Keywords

1 Introduction

Automatic speech recognition (ASR) is the transcription of speech signal into readable text to identify and process human voice. Speech provides vocalized communication through large vocabularies having different words formed out of phonetic combination of sound units called phoneme. Based upon the vocabulary size, a word may have phonetic representation as a word itself for small vocabulary, syllable-based or sub-word based representation for large vocabulary, or character-based representation for languages having characters with distinct sound. ASR systems are being widely used in various applications for desktop, laptop and hand-held devices like mobile phones, where each application has its own set of requirements. High speed is desirable for real-time applications while accuracy is the key concern for command and control applications and dictation applications. Efficient space utilization and high speed is desirable for mobile phone applications while high speed is expected from desktop applications having ample storage space available.

ASR systems have been an active area of research for almost last six decades. Research started in this field in the year 1952 with the development of Aurdey [4], a speaker-dependent speech recognizer having 97–99% digit recognition accuracy. It was followed by DoD’s DARPA Speech Understanding Research (SUR) program [10] and Carnegie Mellon’s “Harpy” speech-understanding system [16] having ability to recognize 1011 words. Hidden Markov Model (HMM) based methods gained popularity in 1980s and are still being widely used.

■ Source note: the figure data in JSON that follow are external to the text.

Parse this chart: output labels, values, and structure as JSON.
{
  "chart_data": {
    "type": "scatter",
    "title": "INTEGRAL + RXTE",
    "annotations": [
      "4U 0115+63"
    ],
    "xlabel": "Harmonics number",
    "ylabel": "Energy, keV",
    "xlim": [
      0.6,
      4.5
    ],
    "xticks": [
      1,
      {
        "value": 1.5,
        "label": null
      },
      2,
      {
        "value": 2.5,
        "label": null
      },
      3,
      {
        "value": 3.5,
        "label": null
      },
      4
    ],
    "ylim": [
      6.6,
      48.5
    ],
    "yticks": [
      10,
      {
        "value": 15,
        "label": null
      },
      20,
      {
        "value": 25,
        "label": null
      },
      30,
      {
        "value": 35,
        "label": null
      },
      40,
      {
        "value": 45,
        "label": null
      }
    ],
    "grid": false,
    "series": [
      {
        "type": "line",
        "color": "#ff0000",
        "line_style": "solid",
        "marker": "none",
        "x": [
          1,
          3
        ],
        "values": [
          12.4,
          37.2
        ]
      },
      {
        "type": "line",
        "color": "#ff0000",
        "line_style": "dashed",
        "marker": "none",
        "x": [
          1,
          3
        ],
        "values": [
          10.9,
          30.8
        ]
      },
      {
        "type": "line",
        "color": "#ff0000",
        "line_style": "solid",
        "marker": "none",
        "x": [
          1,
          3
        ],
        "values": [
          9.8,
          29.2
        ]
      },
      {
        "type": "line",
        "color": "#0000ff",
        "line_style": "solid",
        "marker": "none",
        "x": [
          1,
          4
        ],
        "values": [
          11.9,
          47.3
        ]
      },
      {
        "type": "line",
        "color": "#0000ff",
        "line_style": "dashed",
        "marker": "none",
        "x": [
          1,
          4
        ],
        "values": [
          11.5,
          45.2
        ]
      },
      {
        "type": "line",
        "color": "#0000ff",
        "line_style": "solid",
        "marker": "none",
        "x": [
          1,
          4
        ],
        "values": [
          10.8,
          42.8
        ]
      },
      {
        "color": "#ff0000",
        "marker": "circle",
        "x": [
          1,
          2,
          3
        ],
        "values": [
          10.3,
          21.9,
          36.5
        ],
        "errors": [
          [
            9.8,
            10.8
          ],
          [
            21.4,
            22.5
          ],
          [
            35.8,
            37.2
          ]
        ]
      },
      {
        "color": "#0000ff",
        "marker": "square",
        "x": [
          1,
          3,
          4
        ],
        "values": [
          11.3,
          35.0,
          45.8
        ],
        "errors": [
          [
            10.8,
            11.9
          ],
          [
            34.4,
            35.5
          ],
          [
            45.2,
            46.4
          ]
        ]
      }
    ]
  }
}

A major revolution in this field came in the year 1990 with the development of Sphinx [15]. Sphinx is an accurate, large vocabulary, speaker independent, continuous speech recognition system. It introduced three acoustic models- continuous [19], semi-continuous [7] and phonetically-tied [6]. They differ in the way their mixture of Gaussians is built, that is used to compute the score of each frame. In continuous model every senone has its own set of gaussians thus the total number of gaussians in the model is about 150 thousand. It requires much processing to compute the mixture efficiently. In semi-continuous model, there are total 700 gaussians for use with different mixtures to score the frame. Due to the smaller number of gaussians semi-continuous models are fast, but because of more hardcoded structure their accuracy is low as compared to continuous models. Phonetically-tied models (PTM) use about 5000 gaussians thus providing better accuracy than semi-continuous. It achieves almost same accuracy as of continuous model with less processing and storage requirements. So, it is significantly faster than continuous models and can be used for mobile applications.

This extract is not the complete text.